Il pezzo forte del complesso architettonico è tuttavia la carenatura su cui poggia l’impalcato che ricorda la figura di una chiglia articolata in conci d’acciaio distanziati da separatori, pensati dal team Salini Impregilo per prevedere dilatazioni termiche o scosse.
Tale carenatura è coronata da grigliature orizzontali che sorreggono i camminamenti laterali e da 18 antenne di 28 metri ciascuna irradianti fasci luminosi triangolari, così da ricordare le barche a vela.

Sul piano formale, sebbene il Viadotto San Giorgio non sia poi così diverso da altri esempi geograficamente vicini come il Viadotto Millau di Norman Foster o il Viadotto Gorsexio di Silvano Zorzi, la peculiarità di quest’opera sta tutta nel riuscire a esercitare un contrasto pesante/leggero, che è dato dal contesto unico del paesaggio urbano genovese integrato alla natura del mare e delle montagne. D’altronde l’intuizione di costruire una struttura nella Val Polcevera che si innestasse in questo binomio l’aveva già avuta Riccardo Morandi il cui progetto, tuttavia, sottovalutava diversi fattori tecnici e ambientali, mentre forse il segreto del progetto di Piano sta proprio nel cogliere entrambi gli elementi di questo luogo speciale: l’esperienza sensoriale di un portale posto tra terra e acqua e l’adattamento alle sollecitazioni emanate dal contesto nell’ancoraggio solido delle pile alla valle.

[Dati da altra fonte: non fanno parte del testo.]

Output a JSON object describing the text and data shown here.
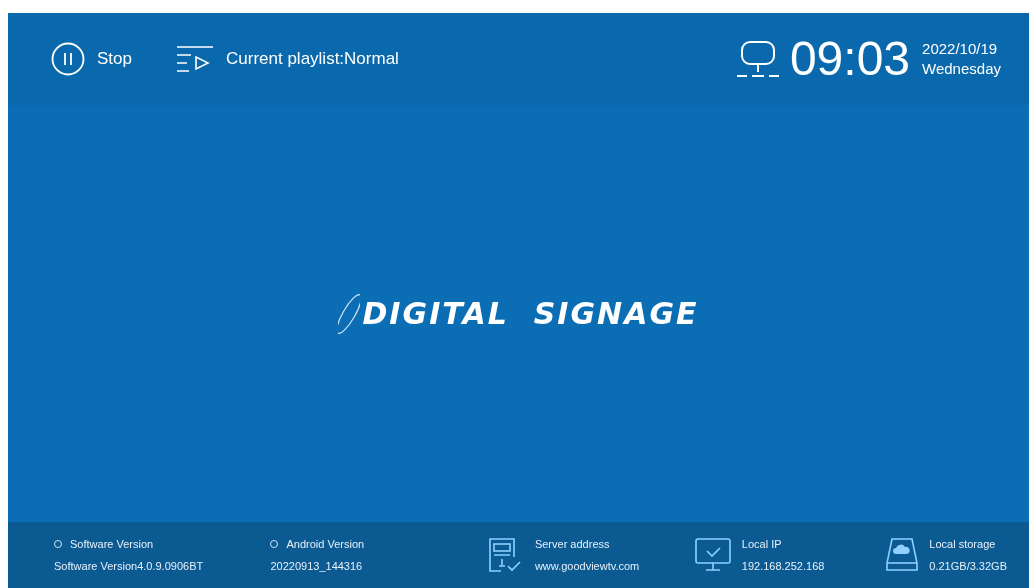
{
  "header": {
    "stop_button": "Stop",
    "playlist": "Current playlist:Normal",
    "time": "09:03",
    "date": "2022/10/19",
    "weekday": "Wednesday"
  },
  "logo": "DIGITAL  SIGNAGE",
  "footer": [
    {
      "kind": "dot",
      "label": "Software Version",
      "value": "Software Version4.0.9.0906BT"
    },
    {
      "kind": "dot",
      "label": "Android Version",
      "value": "20220913_144316"
    },
    {
      "kind": "server",
      "label": "Server address",
      "value": "www.goodviewtv.com"
    },
    {
      "kind": "network",
      "label": "Local IP",
      "value": "192.168.252.168"
    },
    {
      "kind": "storage",
      "label": "Local storage",
      "value": "0.21GB/3.32GB"
    }
  ]
}
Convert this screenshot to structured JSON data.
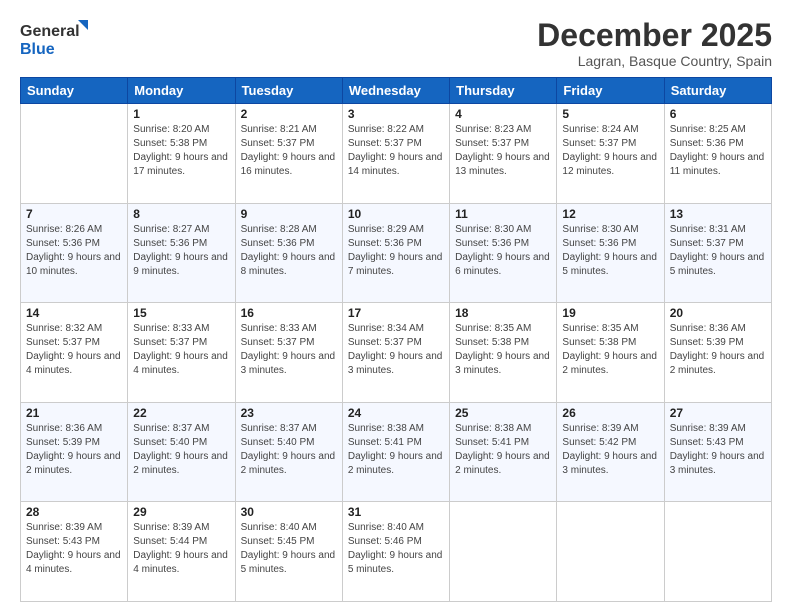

Il progetto punta fondamentalmente proprio su un connubio tra mare, acciaio e calcestruzzo nella prospettiva di un’opera destinata a durare nel tempo grazie ad un monitoraggio costante che fa uso di dispositivi robot per la manutenzione necessaria, vista l’altezza soprattutto delle antenne sottoposte alla continua sollecitazione del vento. Tuttavia, al di là delle tecnicalità e del disegno architettonico dell’infrastruttura, che sin da subito aveva diviso l’opinione pubblica tra il viadotto presentato da Renzo Piano con Salini Impregilo e il ponte strallato di Santiago Calatrava con il gruppo internazionale Cimolai, è evidente che questo progetto entra in una vicenda collettiva più grande, in quanto rappresenta a tutti gli effetti il landmark di un momento storico.

L’ “Italia che riparte” prende forma nella struttura di questo viadotto, un vascello che vuole rappresentare un Paese dinamico forgiato dalla sua lunga storia, semplice ma raffinato, agile e possente, e speriamo che tutte queste virtù ci consentano trovare il nostro posto nel nuovo mondo globalizzato.